Variability is a resource that pastoralists use

Saverio Krätli is the convenor of the Commission on Nomadic Peoples of the International Union of Anthropological and Ethnographic Sciences and editor of the journal, Nomadic Peoples. He undertook his PhD research on animal breeding and husbandry strategies among the WoDaabe pastoralists in Niger. He has since worked on pastoralism with many agencies, including arguing how pastoralists make use of variability and live off uncertainty.

In this short video, filmed at the PASTRES launch in May last year, he makes the case that pastoral systems can be seen like a ‘machine’ for making use of variability as a resource. The ‘machine’ involves many interconnected components, with knowledge embedded in each – animals, rangelands, institutions and so on. Perfected over many years, the ‘machine’ is brilliant at converting variability into useful outputs.

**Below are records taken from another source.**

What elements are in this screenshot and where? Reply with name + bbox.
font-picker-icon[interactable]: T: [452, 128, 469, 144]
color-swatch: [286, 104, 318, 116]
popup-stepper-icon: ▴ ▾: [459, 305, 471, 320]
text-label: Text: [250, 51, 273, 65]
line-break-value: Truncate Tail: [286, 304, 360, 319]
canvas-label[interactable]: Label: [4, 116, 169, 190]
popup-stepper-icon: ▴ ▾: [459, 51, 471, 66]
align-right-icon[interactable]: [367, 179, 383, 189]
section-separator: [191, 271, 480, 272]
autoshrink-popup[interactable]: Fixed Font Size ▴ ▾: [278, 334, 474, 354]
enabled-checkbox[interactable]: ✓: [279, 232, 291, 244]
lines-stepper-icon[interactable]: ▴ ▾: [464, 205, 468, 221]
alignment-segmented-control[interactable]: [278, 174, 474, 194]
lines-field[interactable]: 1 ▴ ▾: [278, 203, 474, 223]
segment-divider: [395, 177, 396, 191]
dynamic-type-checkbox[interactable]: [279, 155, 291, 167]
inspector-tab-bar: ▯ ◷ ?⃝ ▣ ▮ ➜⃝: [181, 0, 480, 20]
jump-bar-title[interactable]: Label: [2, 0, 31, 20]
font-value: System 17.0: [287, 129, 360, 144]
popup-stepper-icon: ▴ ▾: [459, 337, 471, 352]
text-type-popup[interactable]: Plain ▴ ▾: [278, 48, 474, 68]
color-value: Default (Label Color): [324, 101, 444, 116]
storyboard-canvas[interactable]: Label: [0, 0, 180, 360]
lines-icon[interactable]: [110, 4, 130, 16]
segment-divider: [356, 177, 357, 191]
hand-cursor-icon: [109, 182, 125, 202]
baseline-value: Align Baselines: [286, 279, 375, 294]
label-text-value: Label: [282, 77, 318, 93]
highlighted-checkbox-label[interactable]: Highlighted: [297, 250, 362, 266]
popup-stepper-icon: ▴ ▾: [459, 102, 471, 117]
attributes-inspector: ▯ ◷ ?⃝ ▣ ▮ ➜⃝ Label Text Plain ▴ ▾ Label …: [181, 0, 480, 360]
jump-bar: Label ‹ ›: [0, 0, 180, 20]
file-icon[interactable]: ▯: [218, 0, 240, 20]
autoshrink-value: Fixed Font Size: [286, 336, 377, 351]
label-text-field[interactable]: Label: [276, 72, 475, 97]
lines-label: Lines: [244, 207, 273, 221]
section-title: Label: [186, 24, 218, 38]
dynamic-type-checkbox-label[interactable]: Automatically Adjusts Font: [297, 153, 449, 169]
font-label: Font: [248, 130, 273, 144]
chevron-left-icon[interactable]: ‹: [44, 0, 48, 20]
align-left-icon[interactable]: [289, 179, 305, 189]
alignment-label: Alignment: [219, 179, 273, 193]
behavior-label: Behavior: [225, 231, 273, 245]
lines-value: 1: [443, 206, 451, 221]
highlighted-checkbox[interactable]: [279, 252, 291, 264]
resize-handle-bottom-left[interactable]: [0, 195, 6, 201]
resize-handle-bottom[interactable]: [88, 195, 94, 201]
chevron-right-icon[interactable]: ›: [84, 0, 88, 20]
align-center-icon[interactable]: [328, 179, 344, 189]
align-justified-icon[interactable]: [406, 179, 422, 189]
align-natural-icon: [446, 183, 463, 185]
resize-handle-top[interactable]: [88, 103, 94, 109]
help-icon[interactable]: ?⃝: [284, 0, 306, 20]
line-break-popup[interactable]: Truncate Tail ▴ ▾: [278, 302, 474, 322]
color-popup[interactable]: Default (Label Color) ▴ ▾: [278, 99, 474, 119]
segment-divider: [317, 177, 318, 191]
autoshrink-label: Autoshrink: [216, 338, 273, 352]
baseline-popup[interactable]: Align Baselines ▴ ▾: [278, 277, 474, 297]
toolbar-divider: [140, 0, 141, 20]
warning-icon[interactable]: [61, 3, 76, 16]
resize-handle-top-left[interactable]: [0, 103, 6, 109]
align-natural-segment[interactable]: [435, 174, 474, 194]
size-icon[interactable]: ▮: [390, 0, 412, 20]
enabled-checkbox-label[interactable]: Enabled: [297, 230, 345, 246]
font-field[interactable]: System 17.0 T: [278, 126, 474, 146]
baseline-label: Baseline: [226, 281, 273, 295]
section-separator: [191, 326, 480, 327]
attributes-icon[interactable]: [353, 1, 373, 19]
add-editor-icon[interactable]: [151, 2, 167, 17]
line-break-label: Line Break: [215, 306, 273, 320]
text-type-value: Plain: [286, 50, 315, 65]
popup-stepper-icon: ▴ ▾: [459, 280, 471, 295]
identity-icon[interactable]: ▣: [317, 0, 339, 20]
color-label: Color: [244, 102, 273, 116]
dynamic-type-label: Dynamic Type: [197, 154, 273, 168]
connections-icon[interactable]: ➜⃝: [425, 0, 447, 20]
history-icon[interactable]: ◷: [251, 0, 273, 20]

But conditions are changing. In order to keep the ‘machine’ functioning, when shocks are experienced or when elements of the machine are disassembled by policy interventions, pastoralists must invest new skills and develop new innovations. As conditions change, they may not always be in time, and the ‘machine’ may no longer function as well as it did.

Saverio’s analogy helps us understand how the complex systems associated with pastoralism are geared to certain ends. Variability is central, and must be seen as a resource. He sees the PASTRES project contributing to both understandings of pastoral systems, extending our perspectives on living with and from uncertainty, but also closing the gap between theory and practice on the ground.

As he points out, it has been over 20 years since the presumed shift in paradigm on pastoral systems. Yet, too often policymakers and field practitioners are stuck in the old paradigm, thinking that variability is a problem, not a resource. Consistent concepts and languages are needed, which are in turn linked to took-kits that allow practitioners to translate the understandings of the new paradigm into practical action.

Certainly a big and important agenda for PASTRES!